I started my May blog series, The Power of Sharing Mental Health Stories, by sharing a Wentworth Miller post, and this month I am starting this blog series by sharing another of his recent posts, which was the inspiration for some deeper reflection.
There is a video online of a woman making dumplings, careful rows of delicious-looking bites. As she works, she speaks of teaching her daughters the culinary techniques she learned from her mother... who learned from her mother... This person seemed (to me) to cherish their place on a continuum of tradition/customs/rituals stretching back centuries, framing and informing a deep, deeply detailed sense of self. Bedrock on which to stand.
Identity can be a gift...
There is a video online of someone selling themselves as a "proud (fill in the blank)." This person seemed (to me) less person than persona, a performer unaware of the performance. As if they'd bought the hat/tee/tote, memorized the lingo/choreo and you imagined, if you spent an hour in their company, every word would be about their experience as a "proud (fill in the blank)." Like watching a parade in a cul-de-sac... On the march, going nowhere.
Identity can be a trap...
Or a closet full of coats, collecting dust. "Michael." "Leonard." "Celebrity." "Mental Health Something-or-other." (Much of this is seasonal wear, as it turns out.) Here's "Princeton," a scratchy tweed in the wrong size. Handsome tho.

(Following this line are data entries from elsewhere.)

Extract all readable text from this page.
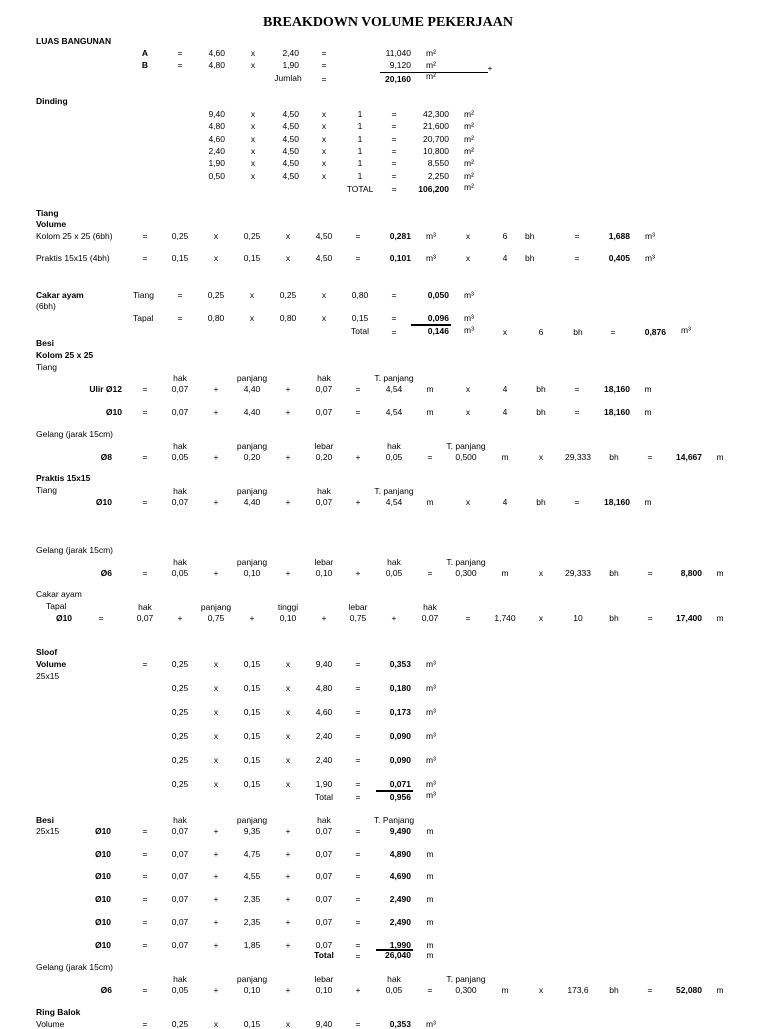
BREAKDOWN VOLUME PEKERJAAN
LUAS BANGUNAN
A	=	4,60	x	2,40	=	11,040 m²
B	=	4,80	x	1,90	=	9,120 m²	+
Jumlah =	20,160 m²
Dinding
9,40	x	4,50	x	1	=	42,300 m²
4,80	x	4,50	x	1	=	21,600 m²
4,60	x	4,50	x	1	=	20,700 m²
2,40	x	4,50	x	1	=	10,800 m²
1,90	x	4,50	x	1	=	8,550 m²
0,50	x	4,50	x	1	=	2,250 m²
TOTAL =	106,200 m²
Tiang
Volume
Kolom 25 x 25 (6bh)	=	0,25	x	0,25	x	4,50	=	0,281 m³	x	6 bh	=	1,688 m³
Praktis 15x15 (4bh)	=	0,15	x	0,15	x	4,50	=	0,101 m³	x	4 bh	=	0,405 m³
Cakar ayam
(6bh)
Tiang	=	0,25	x	0,25	x	0,80	=	0,050 m³
Tapal	=	0,80	x	0,80	x	0,15	=	0,096 m³
Total	=	0,146 m³	x	6	bh	=	0,876 m³
Besi
Kolom 25 x 25
Tiang
hak	panjang	hak	T. panjang
Ulir Ø12 =	0,07	+	4,40	+	0,07	=	4,54	m	x	4	bh	=	18,160 m
Ø10 =	0,07	+	4,40	+	0,07	=	4,54	m	x	4	bh	=	18,160 m
Gelang (jarak 15cm)
hak	panjang	lebar	hak	T. panjang
Ø8	=	0,05	+	0,20	+	0,20	+	0,05	=	0,500	m	x	29,333 bh	=	14,667 m
Praktis 15x15
Tiang	hak	panjang	hak	T. panjang
Ø10	=	0,07	+	4,40	+	0,07	+	4,54	m	x	4	bh	=	18,160 m
Gelang (jarak 15cm)
hak	panjang	lebar	hak	T. panjang
Ø6	=	0,05	+	0,10	+	0,10	+	0,05	=	0,300	m	x	29,333 bh	=	8,800 m
Cakar ayam
Tapal	hak	panjang	tinggi	lebar	hak
Ø10	=	0,07	+	0,75	+	0,10	+	0,75	+	0,07	=	1,740	x	10	bh	=	17,400 m
Sloof
Volume
25x15
=	0,25	x	0,15	x	9,40	=	0,353 m³
0,25	x	0,15	x	4,80	=	0,180 m³
0,25	x	0,15	x	4,60	=	0,173 m³
0,25	x	0,15	x	2,40	=	0,090 m³
0,25	x	0,15	x	2,40	=	0,090 m³
0,25	x	0,15	x	1,90	=	0,071 m³
Total	=	0,956 m³
Besi
25x15
hak	panjang	hak	T. Panjang
Ø10	=	0,07	+	9,35	+	0,07	=	9,490 m
Ø10	=	0,07	+	4,75	+	0,07	=	4,890 m
Ø10	=	0,07	+	4,55	+	0,07	=	4,690 m
Ø10	=	0,07	+	2,35	+	0,07	=	2,490 m
Ø10	=	0,07	+	2,35	+	0,07	=	2,490 m
Ø10	=	0,07	+	1,85	+	0,07	=	1,990 m
Total	=	26,040 m
Gelang (jarak 15cm)
hak	panjang	lebar	hak	T. panjang
Ø6	=	0,05	+	0,10	+	0,10	+	0,05	=	0,300	m	x	173,6 bh	=	52,080 m
Ring Balok
Volume	=	0,25	x	0,15	x	9,40	=	0,353 m³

At the back, a row of hand-me-downs looking worse for wear. "Wentworth." My best-rehearsed and most convincing (?) role, written/directed/produced by a man in authority who told me where to stand/what to say/how to say it. A long line of suits-cum-straitjackets, pits stained and pockets stuffed with sh-t lessons and values I spent decades voiding out...
I considered changing it once (that name), even downloaded legal docs. But every alt. felt similarly forced and ill-fitting, like pouring a lake into a shot glass, switching out one costume for another. "Coleman Silk" for "Captain Cold."
The truth is when I'm by myself and most myself, I don't have a name. I just am.
Before venturing out into the world I pull one of these coats from the rack, shuffle into it - tight in the shoulders, elbows shot - because we're expected to answer to something.